Domingo, 25 de Fevereiro de 2018

CRÉDITO

Para analistas, medidas diminuem chance de alta na Selic

3 DEZ 2010Por Infomoney15h:55

Além de mexer com as ações do setor financeiro nesta sexta-feira (3), a elevação do compulsório anunciada pelo Banco Central repercute também nas projeções para a taxa Selic.

O Itaú Unibanco diz que "as mudanças diminuem qualquer senso de urgência que o BC poderia ter, reduzindo a probabilidade de aumento nos juros já na semana que vem, um cenário que passou a ser contemplado recentemente pelos mercados". Na mesma linha, a Prosper Corretora afirma que “esse ajuste do compulsório reforça nossa avaliação de que a autoridade monetária deverá manter a taxa básica para 10,75% [ao ano] em dezembro”.

O Barclays, por sua vez, viu o anúncio com surpresa e projeta que a medida já seja um sintoma da elevação da taxa básica de juros no próximo ano, particularmente no primeiro trimestre, no qual se espera elevação da taxa dos atuais 10,75% para 12,25% ao ano.

"Parece mais provável que o BC siga o ritual: sinalizar alta agora, subir em janeiro", dizem em nota Ilan Goldfajn, Guilherme da Nóbrega e Mauricio Oreng, economistas do Itaú Unibanco. Fica mantida a projeção do banco de que o esperado ciclo de alta da Selic terá início em janeiro, com uma elevação da taxa em 50 pontos-base. "É razoável que, em função das medidas de hoje, o aperto total seja menor do que o previsto em nosso cenário atual, de 200 pontos-base", completa o banco.

Para a equipe de economistas do Itaú Unibanco, na prática estas mudanças vão aumentar os custos de financiamento dos bancos, colocar pressão sobre spreads e reduzir o ritmo dos empréstimos, "servindo como um primeiro passo no esperado processo de aperto monetário".

Sobre a influência do aumento do compulsório na próxima reunião do Copom (Comitê de Política Monetária do Banco Central), que ocorre na próxima semana, Henrique Meirelles se restringiu a comentar que as decisões do comitê não são antecipadas e que o colegiado decide a partir de uma avaliação macroeconômica, que leva em conta todas as informações disponíveis na economia.
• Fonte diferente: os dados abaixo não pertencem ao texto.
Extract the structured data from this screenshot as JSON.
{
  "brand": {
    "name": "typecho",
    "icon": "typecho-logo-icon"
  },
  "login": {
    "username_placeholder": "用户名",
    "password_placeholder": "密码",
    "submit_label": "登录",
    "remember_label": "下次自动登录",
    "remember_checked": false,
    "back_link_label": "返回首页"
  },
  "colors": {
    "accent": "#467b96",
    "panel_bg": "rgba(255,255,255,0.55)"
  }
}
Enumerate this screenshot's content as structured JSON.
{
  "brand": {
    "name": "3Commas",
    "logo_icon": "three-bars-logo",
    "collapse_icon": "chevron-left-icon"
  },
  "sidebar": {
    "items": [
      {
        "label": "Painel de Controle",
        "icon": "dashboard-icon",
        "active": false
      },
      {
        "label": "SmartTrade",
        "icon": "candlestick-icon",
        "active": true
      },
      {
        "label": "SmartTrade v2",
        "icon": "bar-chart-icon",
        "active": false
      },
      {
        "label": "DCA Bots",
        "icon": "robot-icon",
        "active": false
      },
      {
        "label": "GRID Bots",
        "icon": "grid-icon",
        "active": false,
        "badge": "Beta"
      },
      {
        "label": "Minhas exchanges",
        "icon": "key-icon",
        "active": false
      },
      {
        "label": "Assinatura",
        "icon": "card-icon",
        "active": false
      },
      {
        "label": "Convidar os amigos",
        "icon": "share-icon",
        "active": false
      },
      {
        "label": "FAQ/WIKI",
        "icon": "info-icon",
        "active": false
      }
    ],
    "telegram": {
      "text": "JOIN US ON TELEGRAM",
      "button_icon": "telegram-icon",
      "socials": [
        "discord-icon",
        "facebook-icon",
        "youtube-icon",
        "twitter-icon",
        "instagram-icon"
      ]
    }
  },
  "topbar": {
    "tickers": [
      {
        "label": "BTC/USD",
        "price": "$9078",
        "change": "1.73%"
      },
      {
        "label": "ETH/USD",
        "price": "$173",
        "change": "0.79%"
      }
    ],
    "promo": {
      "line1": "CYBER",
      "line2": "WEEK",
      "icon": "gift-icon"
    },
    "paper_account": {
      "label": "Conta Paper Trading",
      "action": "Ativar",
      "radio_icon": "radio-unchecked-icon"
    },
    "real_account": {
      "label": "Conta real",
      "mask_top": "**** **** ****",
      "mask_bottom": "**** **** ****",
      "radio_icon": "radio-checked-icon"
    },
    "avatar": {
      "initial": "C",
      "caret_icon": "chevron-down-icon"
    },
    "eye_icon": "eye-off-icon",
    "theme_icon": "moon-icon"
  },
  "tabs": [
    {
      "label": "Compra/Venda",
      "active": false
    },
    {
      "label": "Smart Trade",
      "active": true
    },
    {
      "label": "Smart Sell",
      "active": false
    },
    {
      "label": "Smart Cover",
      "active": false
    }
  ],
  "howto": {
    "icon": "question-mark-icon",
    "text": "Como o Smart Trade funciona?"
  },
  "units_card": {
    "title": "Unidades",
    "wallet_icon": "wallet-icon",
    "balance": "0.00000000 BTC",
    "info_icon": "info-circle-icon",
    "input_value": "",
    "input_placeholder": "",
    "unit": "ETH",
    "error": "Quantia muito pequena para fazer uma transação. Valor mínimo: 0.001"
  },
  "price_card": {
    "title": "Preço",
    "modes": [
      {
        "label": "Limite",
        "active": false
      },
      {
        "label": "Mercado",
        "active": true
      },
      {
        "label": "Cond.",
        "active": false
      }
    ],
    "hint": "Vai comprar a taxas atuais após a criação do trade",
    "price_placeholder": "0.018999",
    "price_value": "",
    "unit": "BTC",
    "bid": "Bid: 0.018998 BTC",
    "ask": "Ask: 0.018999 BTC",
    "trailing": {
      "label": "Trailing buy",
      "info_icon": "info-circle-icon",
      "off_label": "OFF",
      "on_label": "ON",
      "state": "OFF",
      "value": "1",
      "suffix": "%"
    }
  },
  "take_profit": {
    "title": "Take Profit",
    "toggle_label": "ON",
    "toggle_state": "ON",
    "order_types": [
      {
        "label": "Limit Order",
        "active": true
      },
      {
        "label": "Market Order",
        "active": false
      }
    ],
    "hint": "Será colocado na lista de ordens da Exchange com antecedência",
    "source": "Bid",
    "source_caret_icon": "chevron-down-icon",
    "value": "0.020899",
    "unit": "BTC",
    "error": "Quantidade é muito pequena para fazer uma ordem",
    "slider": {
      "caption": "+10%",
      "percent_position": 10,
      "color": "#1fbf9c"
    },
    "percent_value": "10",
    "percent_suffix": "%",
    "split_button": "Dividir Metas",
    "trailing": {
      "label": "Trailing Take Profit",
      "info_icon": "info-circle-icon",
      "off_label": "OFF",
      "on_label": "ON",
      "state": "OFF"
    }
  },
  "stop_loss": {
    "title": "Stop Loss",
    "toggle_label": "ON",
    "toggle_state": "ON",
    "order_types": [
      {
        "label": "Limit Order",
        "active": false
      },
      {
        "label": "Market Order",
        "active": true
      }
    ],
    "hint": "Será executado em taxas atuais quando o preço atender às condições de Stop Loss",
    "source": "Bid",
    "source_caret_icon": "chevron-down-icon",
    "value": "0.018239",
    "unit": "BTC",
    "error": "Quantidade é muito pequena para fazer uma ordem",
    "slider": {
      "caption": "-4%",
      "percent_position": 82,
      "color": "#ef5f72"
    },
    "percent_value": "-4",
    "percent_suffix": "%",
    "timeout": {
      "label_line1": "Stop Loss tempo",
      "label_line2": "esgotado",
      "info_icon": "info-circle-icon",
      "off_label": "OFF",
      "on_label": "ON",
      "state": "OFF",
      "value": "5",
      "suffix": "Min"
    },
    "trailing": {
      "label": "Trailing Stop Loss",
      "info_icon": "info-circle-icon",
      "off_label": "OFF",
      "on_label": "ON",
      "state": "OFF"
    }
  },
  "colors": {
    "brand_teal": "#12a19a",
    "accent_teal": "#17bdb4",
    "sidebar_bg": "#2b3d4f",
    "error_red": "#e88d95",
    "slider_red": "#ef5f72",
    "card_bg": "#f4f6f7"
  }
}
Contudo, o atual presidente do BC disse também que estas medidas adotadas são complementares, mas não "substitutas perfeitas" dos tradicionais instrumentos de política monetária.

A inflação pressiona
Homero Guizzo, economista da LCA Consultores, avaliou em entrevista que esta medida visa antecipar-se a um possível acirramento da, já existente, tendência de alta da inflação, bem como prosseguir com a retirada gradual dos incentivos que foram colocados para fazer frente à crise de 2008. O combate à inflação ocorrerá sob a forma de desaceleração da demanda, o que reduz, segundo ele, as chances de aumento da taxa básica de juros, mas o próprio economista ressalta que ainda é muito cedo para qualquer previsão mais exata e que os efeitos da medida encontram-se sob avaliação.

"Houvesse se antecipado um pouco no tempo, certamente teria amenizado as pressões inflacionárias presentes, mas é razoável admitir que poderia se revelar uma decisão politicamente incorreta em tempos de disputas eleitorais", disse em relatório Sidnei Moura Nehme, economista e diretor-executivo da NGO Corretora de Câmbio.

Em nota à imprensa, Alencar Burti, presidente da ACSP (Associação Comercial de São Paulo) e Facesp (Federação das Associações Comerciais do Estado de São Paulo), reconhece que a demanda estava aquecida e que o Banco Central precisava adotar medidas para conter a inflação em alta. "Porém, as novas regras decididas hoje só terão efeito sobre a inflação se o governo fizer a parte dele, que é a ontenção do gasto público. É isso que o setor privado espera".

Influência das eleições
Ainda sobre o teor eleitoreiro da medida, nesta tarde o governador de São Paulo, Alberto Goldman, declarou que as ações do CMN (Conselho Monetário Nacional) foram tomadas de forma tardia justamente para evitar influência no processo eleitoral e beneficiar a campanha da presidente eleita Dilma Rousseff.

"É evidente que houve, no período pré-eleitoral, facilidades que foram dadas de todas as ordens possíveis e imagináveis e a gente sabia que isso não tinha sustentabilidade. Aqueles que conhecem um pouquinho de economia sabiam que o que se estava fazendo era artificial e tinha como finalidade o processo eleitoral: garantir a vitória da candidata oficial", declarou o atual governador de São Paulo em evento de inauguração do Orquidário Professora Ruth Cardoso.